Debito pubblico record, prove tecniche di guerra civile

17 Gennaio 2019 di Stefano Olivari

Tutti abbiamo purtroppo letto del debito pubblico italiano che secondo l’ultima statistica della Banca d’Italia ha toccato il livello record di 2.345,3 miliardi di euro, circa 40.000 per ogni cittadino. In altre parole, se ognuno di noi regalasse 40.000 euro allo Stato, oltre a quanto già paga fra imposte dirette e indirette, non esisterebbe il problema del debito pubblico. Stiamo scherzando, ma fine aprile si avvicina e seriamente qualche economista pentastellato, Achille Lauro con i soldi degli altri, potrebbe iniziare a pensare che la ricchezza finanziaria totale degli italiani è valutata, a spanne, vicina ai 4.500 miliardi… Comunque a novembre 2018 eravamo sotto di 2.345,3 e vista la fonte possiamo crederci, cercando di dimenticare le tante bombe seminascoste nella finanza locale, roba che ci vorrebbe uno shutdown di 60 anni. Ma cosa volevamo dire?

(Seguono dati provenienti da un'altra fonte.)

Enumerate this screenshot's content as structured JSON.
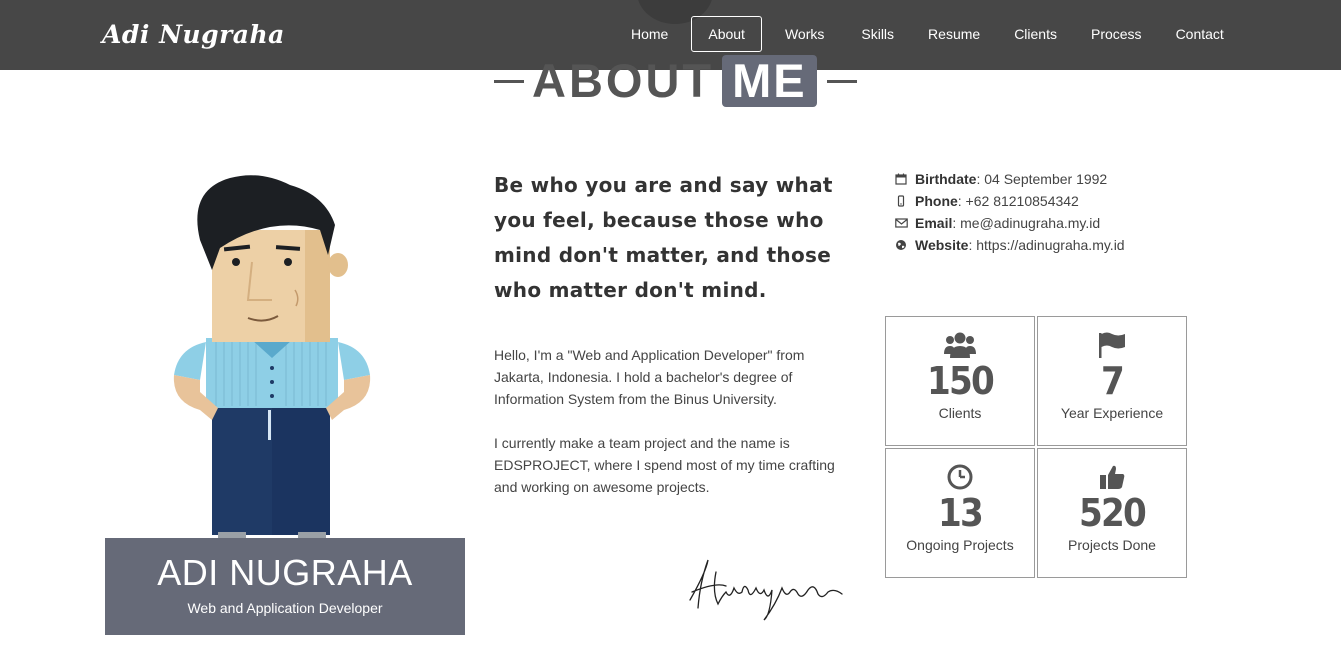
{
  "brand": "Adi Nugraha",
  "nav": {
    "home": "Home",
    "about": "About",
    "works": "Works",
    "skills": "Skills",
    "resume": "Resume",
    "clients": "Clients",
    "process": "Process",
    "contact": "Contact"
  },
  "heading": {
    "word": "ABOUT",
    "highlight": "ME"
  },
  "profile": {
    "name": "ADI NUGRAHA",
    "role": "Web and Application Developer"
  },
  "quote": "Be who you are and say what you feel, because those who mind don't matter, and those who matter don't mind.",
  "bio": [
    "Hello, I'm a \"Web and Application Developer\" from Jakarta, Indonesia. I hold a bachelor's degree of Information System from the Binus University.",
    "I currently make a team project and the name is EDSPROJECT, where I spend most of my time crafting and working on awesome projects."
  ],
  "info": {
    "birthdate_label": "Birthdate",
    "birthdate": " : 04 September 1992",
    "phone_label": "Phone",
    "phone": " : +62 81210854342",
    "email_label": "Email",
    "email": " : me@adinugraha.my.id",
    "website_label": "Website",
    "website": " : https://adinugraha.my.id"
  },
  "stats": [
    {
      "icon": "users-icon",
      "value": "150",
      "label": "Clients"
    },
    {
      "icon": "flag-icon",
      "value": "7",
      "label": "Year Experience"
    },
    {
      "icon": "clock-icon",
      "value": "13",
      "label": "Ongoing Projects"
    },
    {
      "icon": "thumbs-up-icon",
      "value": "520",
      "label": "Projects Done"
    }
  ],
  "colors": {
    "navbar": "#474747",
    "accent": "#666a78",
    "text": "#444444"
  }
}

La solita cosa, perché secondo il teorema di Mike Bongiorno il pubblico si rinnova (o si dimentica). E cioè che la massa del debito è stata creata non dal neoliberismo selvaggio o dall’Europa cattiva, ma negli anni dei politici oggi ritenuti seri, dei padri della patria, della grande battaglia di ideali. Può essere però interessante partire dagli ultimi anni mussoliniani, con il debito pubblico in percentuale del PIL che dall’80% circa schizza a quasi il 110% durante la guerra. Con abbattimento avvenuto, chiaramente a spese di chi deteneva titoli pubblici, più per merito dell’inflazione che di un boom economico che sarebbe arrivato in seguito. A metà anni Sessanta, all’apice del boom, il rapporto è di un clamoroso 33%. Gli anni criminali, dal punto di vista dell’indebitamento, sono stati quelli da inizio Settanta fino alla fine della Prima Repubblica: quelli delle spese sociali incontrollate, del clientelismo, delle grandi opere mai terminate, delle pensioni erogate ai quarantenni. Con gli anni Ottanta nettamente peggiori dei Settanta, pur essendo il quadro politico quasi lo stesso. Ancora nel 1981 il rapporto era infatti intorno al 60%, poi la battaglia americana all’inflazione, il divorzio fra Tesoro e Banca d’Italia (effetto primario: la Banca d’Italia non avrebbe più avuto l’obbligo di sottoscrivere i titoli di Stato invenduti), le spese reali ormai fuori controllo fecero precipitare la situazione pur non essendo cambiata la politica: DC e PCI fortissimi, PSI con potere di interdizione, liberali pochi e messi lì per bellezza, fascisti marginali. Con il mitico spread con i Bund tedeschi, quello che adesso turba i sonni dei ‘responsabili’ quando tocca quota 300, che in certi periodi arrivò sopra quota 1.000…

Facciamola breve: nel 1994, anno di svolta in tutti i sensi (ma quand’è che esce il nuovo Accorsi?), il rapporto debito-PIL tocca il 121% e da allora tutti i governi di qualsiasi colore hanno nella sostanza dovuto convivere con questo tumore, chiudendo con un saldo primario (entrate meno uscite, con esclusione degli interessi sul debito) positivo quasi tutti gli esercizi. Certo, nessuno è riuscito ad invertire una tendenza in maniera strutturale(si è tornati vicini al 100% in certe annate di Berlusconi e Prodi), ma nessuno ha fatto disastri irreparabili se non quello di continuare a pagare oneri finanziari su una massa di debito che non si è riusciti a ridurre. Adesso al 131,8% del PIL, fra i paesi civili solo la Grecia sta peggio. I dati sono dappertutto sul web, inutile che stiamo a copiarli. Conclusione? Al di là di auspicabili atti di giustizia, come ricalcolare in maniera contributiva tutte le pensioni o di commissariare gli enti locali indebitati, la situazione attuale può ancora essere gestita. Ma se il debito dovesse aumentare per bombe strutturali, non solo il reddito di cittadinanza, si creerebbero le premesse per prelievi patrimoniali shock, chiaramente ai danni della classe media che non ha conti segreti alle Cayman o trust in Lussemburgo. Ecco, in questo caso potrebbe davvero esserci la seconda guerra civile italiana: ricchi che hanno occultato tutto e poveri contro quel che resta della classe media. Il primo  partito ha dalla sua il possibile uso della violenza fisica e giudiziaria, legalizzata o illegale, il secondo soltanto la sua rabbia. Nessun dubbio sul posizionamento della maggioranza dei giornalisti, figli della classe media che frequentano i ricchi e mitizzano i poveri.